A linha do crescimento e do desenvolvimento é quase invisível. As transformações pretendidas pela sociedade brasileira estão distantes. A redução drástica do quadro de exclusão social e o estabelecimento de um novo padrão ético de conduta na vida pública são metas esquecidas, de um lado pelo fracasso estrondoso do programa Fome Zero, de outro, pelo acachapante furor do caso Waldomiro. Para cumular, explode agora a violência no campo como nunca. O “império da lei” perde para o “império da desordem” nesse Brasil das desesperanças.

Esforça-se o governo na repetição de que a reforma agrária não será realizada no grito. Mas quanto mais se esgoela, mais invasões acontecem. Somente no fim de semana que passou, foram contabilizadas 32 – duas no Paraná, onde o número de propriedades invadidas já está próximo de 70. Em Alagoas, Bahia, Ceará, Espírito Santo, Mato Grosso, Mato Grosso do Sul, Minas Gerais, Paraíba, Pernambuco, Piauí, Rio de Janeiro, Rio Grande do Sul – em quase todos os lugares há invasões, geralmente acompanhadas de muita destruição, que confirmam a promessa de “infernizar” ou “azucrinar” sem trégua feita pelo líder máximo do MST – Movimento dos Sem Terra, João Pedro Stédile, neste abril vermelho.

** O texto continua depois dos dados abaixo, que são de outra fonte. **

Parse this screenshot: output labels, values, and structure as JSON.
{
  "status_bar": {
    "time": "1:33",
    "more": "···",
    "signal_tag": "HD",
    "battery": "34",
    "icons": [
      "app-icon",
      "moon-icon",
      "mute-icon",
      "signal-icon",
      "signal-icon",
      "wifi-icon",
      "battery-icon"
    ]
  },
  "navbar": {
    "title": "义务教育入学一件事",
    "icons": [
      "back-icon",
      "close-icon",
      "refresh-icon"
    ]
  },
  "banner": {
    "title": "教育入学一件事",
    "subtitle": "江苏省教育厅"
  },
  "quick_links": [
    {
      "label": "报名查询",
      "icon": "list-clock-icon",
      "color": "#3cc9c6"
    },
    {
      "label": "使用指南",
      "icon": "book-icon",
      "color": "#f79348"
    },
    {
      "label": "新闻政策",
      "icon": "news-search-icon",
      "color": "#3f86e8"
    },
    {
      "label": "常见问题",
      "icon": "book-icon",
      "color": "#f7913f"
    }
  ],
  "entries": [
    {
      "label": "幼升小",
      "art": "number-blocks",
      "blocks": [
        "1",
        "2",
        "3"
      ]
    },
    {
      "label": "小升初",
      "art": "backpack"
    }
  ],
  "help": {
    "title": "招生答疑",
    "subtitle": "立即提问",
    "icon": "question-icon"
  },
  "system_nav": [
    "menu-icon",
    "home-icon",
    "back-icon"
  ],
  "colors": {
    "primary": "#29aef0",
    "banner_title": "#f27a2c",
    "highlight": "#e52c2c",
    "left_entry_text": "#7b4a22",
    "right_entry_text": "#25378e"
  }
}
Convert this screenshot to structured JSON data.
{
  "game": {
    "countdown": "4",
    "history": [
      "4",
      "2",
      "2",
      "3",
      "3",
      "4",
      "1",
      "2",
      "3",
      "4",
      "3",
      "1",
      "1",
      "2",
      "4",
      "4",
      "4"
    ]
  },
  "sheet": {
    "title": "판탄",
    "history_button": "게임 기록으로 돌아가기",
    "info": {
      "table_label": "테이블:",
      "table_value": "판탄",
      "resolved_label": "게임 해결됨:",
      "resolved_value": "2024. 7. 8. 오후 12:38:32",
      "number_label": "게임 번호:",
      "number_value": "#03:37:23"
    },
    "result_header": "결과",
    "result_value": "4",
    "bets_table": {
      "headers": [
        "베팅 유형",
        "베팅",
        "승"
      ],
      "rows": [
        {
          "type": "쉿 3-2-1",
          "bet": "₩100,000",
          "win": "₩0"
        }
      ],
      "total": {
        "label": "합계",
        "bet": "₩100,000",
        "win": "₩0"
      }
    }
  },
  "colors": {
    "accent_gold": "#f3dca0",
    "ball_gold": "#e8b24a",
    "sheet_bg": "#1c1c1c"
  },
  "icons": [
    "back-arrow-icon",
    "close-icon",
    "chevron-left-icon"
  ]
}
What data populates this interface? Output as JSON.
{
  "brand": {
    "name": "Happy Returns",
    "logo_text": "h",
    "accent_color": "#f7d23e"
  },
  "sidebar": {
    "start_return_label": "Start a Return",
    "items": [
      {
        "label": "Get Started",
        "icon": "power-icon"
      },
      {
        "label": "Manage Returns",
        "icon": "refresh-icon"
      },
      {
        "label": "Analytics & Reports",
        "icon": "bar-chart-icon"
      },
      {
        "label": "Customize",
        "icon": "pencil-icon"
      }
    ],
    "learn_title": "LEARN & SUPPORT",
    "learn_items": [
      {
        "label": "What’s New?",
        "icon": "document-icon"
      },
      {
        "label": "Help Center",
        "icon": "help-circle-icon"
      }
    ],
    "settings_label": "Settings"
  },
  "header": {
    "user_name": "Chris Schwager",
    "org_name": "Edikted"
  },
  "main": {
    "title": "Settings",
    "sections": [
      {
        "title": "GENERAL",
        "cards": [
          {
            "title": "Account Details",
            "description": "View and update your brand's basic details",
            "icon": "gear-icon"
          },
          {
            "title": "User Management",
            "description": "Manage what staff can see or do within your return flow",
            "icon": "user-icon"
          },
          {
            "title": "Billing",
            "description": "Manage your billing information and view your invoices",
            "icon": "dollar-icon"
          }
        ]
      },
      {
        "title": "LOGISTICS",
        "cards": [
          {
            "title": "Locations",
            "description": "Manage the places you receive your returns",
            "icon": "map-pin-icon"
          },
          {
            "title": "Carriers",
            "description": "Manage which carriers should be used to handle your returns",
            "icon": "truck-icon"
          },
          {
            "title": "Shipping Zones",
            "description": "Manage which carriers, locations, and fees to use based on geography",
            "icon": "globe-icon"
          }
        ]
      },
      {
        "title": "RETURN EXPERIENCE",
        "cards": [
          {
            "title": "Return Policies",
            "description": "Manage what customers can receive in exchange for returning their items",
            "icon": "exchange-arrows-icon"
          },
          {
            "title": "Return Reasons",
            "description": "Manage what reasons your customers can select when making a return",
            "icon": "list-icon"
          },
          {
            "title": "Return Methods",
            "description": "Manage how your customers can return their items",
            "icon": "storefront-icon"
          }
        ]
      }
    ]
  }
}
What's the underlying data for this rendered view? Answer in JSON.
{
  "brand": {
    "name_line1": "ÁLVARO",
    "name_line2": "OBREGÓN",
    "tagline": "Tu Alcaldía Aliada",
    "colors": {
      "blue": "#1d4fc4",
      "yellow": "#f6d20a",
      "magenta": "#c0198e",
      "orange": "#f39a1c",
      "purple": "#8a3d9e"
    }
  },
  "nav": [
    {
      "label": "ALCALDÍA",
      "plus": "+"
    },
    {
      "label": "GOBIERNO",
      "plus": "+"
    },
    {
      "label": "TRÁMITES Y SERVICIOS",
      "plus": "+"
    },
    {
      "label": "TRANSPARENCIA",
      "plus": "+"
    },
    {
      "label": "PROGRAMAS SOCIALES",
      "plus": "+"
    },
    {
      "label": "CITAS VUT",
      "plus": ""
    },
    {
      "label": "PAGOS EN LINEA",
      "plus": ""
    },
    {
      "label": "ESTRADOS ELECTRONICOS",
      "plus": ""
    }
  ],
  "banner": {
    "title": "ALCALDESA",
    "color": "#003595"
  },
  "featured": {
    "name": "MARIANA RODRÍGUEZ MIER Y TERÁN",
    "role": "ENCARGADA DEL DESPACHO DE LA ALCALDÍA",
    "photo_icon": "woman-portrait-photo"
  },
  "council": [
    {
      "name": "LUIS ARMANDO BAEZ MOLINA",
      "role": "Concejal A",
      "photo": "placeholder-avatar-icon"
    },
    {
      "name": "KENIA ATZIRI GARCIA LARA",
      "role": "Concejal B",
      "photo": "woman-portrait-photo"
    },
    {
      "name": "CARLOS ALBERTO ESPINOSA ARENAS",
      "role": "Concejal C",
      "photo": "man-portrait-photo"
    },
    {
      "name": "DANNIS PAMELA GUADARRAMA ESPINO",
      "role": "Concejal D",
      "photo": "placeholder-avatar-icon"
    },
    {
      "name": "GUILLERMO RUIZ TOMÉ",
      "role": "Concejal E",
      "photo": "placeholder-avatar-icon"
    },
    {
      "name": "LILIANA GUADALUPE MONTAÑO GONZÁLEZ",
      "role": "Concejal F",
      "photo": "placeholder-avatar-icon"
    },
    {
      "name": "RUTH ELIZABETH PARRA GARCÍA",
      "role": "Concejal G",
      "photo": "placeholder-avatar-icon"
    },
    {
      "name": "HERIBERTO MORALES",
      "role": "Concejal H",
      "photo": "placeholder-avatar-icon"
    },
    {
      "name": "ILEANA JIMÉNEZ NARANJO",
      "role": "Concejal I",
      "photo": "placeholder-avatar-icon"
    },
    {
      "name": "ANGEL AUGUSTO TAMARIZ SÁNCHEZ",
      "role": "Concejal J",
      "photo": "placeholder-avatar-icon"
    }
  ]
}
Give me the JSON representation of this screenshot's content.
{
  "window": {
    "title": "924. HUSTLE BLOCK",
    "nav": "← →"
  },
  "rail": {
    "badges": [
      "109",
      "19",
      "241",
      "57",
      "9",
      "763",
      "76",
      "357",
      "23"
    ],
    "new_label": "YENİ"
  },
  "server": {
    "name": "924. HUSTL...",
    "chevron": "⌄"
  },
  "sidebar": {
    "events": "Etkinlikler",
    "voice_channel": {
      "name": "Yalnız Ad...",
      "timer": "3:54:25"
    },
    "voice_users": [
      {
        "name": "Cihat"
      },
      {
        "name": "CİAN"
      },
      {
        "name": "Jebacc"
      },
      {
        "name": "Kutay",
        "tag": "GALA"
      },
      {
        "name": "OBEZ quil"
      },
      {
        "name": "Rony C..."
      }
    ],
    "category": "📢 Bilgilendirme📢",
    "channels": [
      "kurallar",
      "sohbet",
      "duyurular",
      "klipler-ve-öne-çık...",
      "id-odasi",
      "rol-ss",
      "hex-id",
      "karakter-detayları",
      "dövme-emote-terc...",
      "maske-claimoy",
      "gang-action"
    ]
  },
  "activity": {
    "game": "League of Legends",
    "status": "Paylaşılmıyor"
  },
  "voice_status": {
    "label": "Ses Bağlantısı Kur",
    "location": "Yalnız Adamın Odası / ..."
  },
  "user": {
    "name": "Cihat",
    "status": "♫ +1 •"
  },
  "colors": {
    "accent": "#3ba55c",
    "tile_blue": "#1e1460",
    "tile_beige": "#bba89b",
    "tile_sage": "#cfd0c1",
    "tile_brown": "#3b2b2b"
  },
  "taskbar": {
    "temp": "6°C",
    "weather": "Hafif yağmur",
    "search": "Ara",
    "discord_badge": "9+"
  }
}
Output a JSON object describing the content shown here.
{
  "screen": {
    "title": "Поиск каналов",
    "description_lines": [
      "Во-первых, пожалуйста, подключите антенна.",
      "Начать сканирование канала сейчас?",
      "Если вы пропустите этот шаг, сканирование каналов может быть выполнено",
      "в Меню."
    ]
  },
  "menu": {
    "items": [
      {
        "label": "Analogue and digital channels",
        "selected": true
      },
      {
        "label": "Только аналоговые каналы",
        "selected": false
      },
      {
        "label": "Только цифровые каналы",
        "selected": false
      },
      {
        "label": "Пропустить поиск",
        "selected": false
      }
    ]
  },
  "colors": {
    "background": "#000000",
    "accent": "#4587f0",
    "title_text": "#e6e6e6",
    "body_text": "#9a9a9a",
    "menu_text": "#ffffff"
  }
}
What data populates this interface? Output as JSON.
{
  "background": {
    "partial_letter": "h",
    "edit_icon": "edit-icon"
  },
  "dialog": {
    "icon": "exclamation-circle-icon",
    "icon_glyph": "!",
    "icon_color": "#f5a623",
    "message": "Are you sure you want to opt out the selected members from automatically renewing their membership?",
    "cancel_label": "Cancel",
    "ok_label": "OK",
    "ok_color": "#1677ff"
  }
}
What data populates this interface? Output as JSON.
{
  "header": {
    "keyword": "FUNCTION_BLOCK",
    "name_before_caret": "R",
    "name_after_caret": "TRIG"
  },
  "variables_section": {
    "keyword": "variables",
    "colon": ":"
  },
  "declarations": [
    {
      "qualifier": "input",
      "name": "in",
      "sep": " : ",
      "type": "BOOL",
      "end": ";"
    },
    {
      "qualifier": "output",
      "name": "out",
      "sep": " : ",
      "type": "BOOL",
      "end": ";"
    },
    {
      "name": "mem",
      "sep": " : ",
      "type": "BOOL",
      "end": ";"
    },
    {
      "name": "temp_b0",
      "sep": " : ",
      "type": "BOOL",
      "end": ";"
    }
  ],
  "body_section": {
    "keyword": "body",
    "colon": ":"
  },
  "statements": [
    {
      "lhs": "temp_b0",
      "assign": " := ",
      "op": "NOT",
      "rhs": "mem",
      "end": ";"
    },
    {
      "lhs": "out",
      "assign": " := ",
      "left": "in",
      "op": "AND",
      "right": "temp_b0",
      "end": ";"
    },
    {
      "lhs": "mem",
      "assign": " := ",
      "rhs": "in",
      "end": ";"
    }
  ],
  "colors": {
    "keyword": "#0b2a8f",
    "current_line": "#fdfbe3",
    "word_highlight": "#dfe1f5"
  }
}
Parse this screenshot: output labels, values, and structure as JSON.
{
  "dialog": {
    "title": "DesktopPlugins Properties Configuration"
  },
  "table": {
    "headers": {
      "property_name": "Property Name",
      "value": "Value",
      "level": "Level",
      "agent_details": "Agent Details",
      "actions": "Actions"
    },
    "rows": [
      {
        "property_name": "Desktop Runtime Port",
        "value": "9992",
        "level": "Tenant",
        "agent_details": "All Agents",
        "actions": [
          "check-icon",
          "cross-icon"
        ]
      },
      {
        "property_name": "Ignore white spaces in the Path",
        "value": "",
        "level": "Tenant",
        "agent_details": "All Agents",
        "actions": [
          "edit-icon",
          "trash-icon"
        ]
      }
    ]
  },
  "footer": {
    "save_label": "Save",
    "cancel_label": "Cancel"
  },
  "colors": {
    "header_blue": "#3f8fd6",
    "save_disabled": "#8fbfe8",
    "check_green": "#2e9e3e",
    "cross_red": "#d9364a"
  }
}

Em nome da democracia que nega o revide à violência da invasão, em Brasília o governo assiste a tudo. De braços cruzados. Contribui, aliás, com gestos que acabam incentivando a baderna. Logo depois das ameaças de Stédile, reconfirmadas em ambiente parlamentar, promoveu reunião de emergência e anunciou uma suplementação orçamentária de R$ 1,7 bilhão – reforço de caixa para garantir assentamentos na esperança de, com isso, abrandar a situação. O tiro saiu pela culatra. Em vez de acalmar as lideranças das hordas invasoras, a “coincidência” do encontro e da decisão ateou fogo no palheiro. E dizem que, agindo assim, o governo é já refém do MST, que dá o tom, marca o dia e indica as armas do confronto.

O ministro do Desenvolvimento Agrário, Miguel Rosseto, entende que o debate agrário está fora de tom. Pudera. Distribui ripadas sobre as lideranças dos sem-terra, mas também no lombo do governo a que serve, na crista das elites arrogantes e, também, nos críticos do próprio governo ausente. Não se sabe onde ele quer chegar exatamente, mas aparentemente perdeu o ânimo de atribuir tudo o que de ruim existe no setor ao antecessor de Lula, Fernando Henrique Cardoso. Como ministro, de fato, não é seu papel gostar ou desgostar de leis e, sim, cumpri-las.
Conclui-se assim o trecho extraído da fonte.